Compare and contrast the pharmacology of haloperidol and diazepam.
These are both commonly used agents and a tabulated format worked well. Subheadings
covering the “general” pharmacology approach ensured core areas were addressed. Vague terms
such as "good" or "moderate" did not allow a detailed comparison between the agents.
Repetition of facts between sections such as uses, pharmacodynamics, effects and adverse
effects did not gain further marks.
|Routes of administration||Oral, IV, IM, s/c||Oral, IV, IM, s/c|
|Absorption||Rapidly and completely absorbed; oral bioavailability is about 60%||Rapidly and completely absorbed; oral bioavailability is about 94%|
|Solubility||pKa 8.66; minimally water-soluble||pKa 3.4; practically insoluble in water|
|Distribution||VOD=18L/kg; 92% protein-bound||VOD = 0.8-1.0L/kg;|
|Target receptor||D2 receptors, as well as muscarinic cholinergic receptors, histamine receptors and alpha-adrenergic receptors||GABA-A channel (a separate binding site from GABA)|
|Metabolism||Hepatic metabolism into inactive metabolites||Hepatic metabolism: N-demethylated by CYP3A4 and 2C19 to the active metabolite N-desmethyldiazepam, and is hydroxylated by CYP3A4 to the active metabolite temazepam.|
|Elimination||Inactive metabolites are renally cleared||Inactive glucouronides are renally excreted|
|Time course of action||Elimination half-life of 14-36 hours||Half-life of diazepam is 30-50 hours, and terminal elimination half-life of the active metabolite N-desmethyldiazepam is up to 100 hours.|
|Mechanism of action||Antipsychotic effects are mediated mainly by the D2 antagonist effect on the dopaminergic neurons in the mesolimbic system||Allosteric modulator of the GABA-A receptor: acts on GABA-A chloride channels, where it binds to a site distinct from the GABA binding site, and potentiates the effects of GABA, this increasing the chloride current and hyperpolarising the cell membrane of the neuron|
|Clinical effects||Sedation (antihistamine effect).
Extrapyramidal side effects (dystonia, oculogyric crisis, laryngospasm, akathisia, rigidity, parkinsonism and tardive dyskinesia)

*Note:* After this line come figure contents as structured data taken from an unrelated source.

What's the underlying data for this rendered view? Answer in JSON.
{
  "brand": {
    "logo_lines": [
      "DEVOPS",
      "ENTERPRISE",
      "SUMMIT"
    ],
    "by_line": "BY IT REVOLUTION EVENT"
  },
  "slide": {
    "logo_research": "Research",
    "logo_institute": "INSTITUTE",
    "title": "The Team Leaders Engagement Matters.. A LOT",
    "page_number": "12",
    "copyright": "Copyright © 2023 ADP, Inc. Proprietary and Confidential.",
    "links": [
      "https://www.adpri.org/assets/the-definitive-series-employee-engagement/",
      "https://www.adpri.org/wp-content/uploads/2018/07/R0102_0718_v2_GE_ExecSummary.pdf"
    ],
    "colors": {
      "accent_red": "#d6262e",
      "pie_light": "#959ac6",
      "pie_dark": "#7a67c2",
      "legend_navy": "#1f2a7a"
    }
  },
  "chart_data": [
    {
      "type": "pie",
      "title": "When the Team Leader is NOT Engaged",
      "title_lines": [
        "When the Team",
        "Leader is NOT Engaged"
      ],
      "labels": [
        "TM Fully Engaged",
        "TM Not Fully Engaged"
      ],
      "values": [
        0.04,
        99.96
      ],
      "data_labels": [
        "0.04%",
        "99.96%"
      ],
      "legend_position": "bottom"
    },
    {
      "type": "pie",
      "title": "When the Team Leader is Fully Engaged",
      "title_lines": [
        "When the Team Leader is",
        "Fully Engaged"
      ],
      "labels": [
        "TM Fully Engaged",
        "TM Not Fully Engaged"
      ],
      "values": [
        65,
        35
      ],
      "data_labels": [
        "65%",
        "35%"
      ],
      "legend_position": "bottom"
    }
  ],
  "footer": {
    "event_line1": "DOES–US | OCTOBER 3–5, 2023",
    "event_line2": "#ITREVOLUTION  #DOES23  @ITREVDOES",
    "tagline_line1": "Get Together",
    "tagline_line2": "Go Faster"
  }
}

Hyperprolactinaemia (dopamine blockade)
Postural hypotension and sexual dysfunction (α-adrenergic receptor blockade)
Anticholinergic side effects (xerostomia, urinary retention, tachycardia, constipation, blurred vision, tachycardia and delirium)
Lowered seizure threshold
QT interval prolongation
|Sedation, amnesia, anticonvulsant effect, mild decrease in cerebral oxygen demand, no effect on ICP.
Respiratory response to raised CO2 is flattened, but respiratory drive is not as suppressed as it would be with opioids. Airway reflexes are depressed.

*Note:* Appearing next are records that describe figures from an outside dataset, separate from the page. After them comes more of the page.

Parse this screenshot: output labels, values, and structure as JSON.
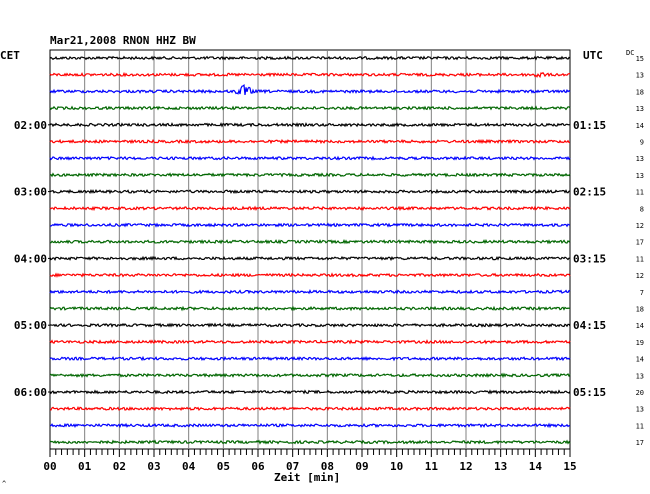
{
  "header": {
    "title": "Mar21,2008   RNON HHZ BW",
    "left_axis_label": "CET",
    "right_axis_label": "UTC",
    "dc_label": "DC",
    "corner_mark": "^"
  },
  "chart_data": {
    "type": "line",
    "title": "Mar21,2008   RNON HHZ BW",
    "xlabel": "Zeit [min]",
    "ylabel": "",
    "x_range": [
      0,
      15
    ],
    "x_ticks": [
      "00",
      "01",
      "02",
      "03",
      "04",
      "05",
      "06",
      "07",
      "08",
      "09",
      "10",
      "11",
      "12",
      "13",
      "14",
      "15"
    ],
    "grid": true,
    "trace_count": 24,
    "trace_colors": [
      "#000000",
      "#ff0000",
      "#0000ff",
      "#006600"
    ],
    "left_time_labels": [
      {
        "trace": 4,
        "label": "02:00"
      },
      {
        "trace": 8,
        "label": "03:00"
      },
      {
        "trace": 12,
        "label": "04:00"
      },
      {
        "trace": 16,
        "label": "05:00"
      },
      {
        "trace": 20,
        "label": "06:00"
      }
    ],
    "right_time_labels": [
      {
        "trace": 4,
        "label": "01:15"
      },
      {
        "trace": 8,
        "label": "02:15"
      },
      {
        "trace": 12,
        "label": "03:15"
      },
      {
        "trace": 16,
        "label": "04:15"
      },
      {
        "trace": 20,
        "label": "05:15"
      }
    ],
    "dc_values": [
      15,
      13,
      18,
      13,
      14,
      9,
      13,
      13,
      11,
      8,
      12,
      17,
      11,
      12,
      7,
      18,
      14,
      19,
      14,
      13,
      20,
      13,
      11,
      17
    ],
    "events": [
      {
        "trace": 1,
        "x_start": 13.9,
        "x_end": 14.3,
        "amplitude": "small"
      },
      {
        "trace": 2,
        "x_start": 5.3,
        "x_end": 5.9,
        "amplitude": "medium"
      }
    ]
  }
}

Haemodynamic effects (decreased blood pressure and heart rate) are related to its suppression of the sympathetic nervous system. These are less pronounced than those of propofol.
|Single best reference for further information||Tyler et al (2017)||FDA PI document|
Tyler, Marshall W., Josefa Zaldivar-Diez, and Stephen J. Haggarty. "Classics in chemical neuroscience: haloperidol." ACS chemical neuroscience 8.3 (2017): 444-453.
Calcaterra, Nicholas E., and James C. Barrow. "Classics in chemical neuroscience: diazepam (valium)." ACS chemical neuroscience 5.4 (2014): 253-260.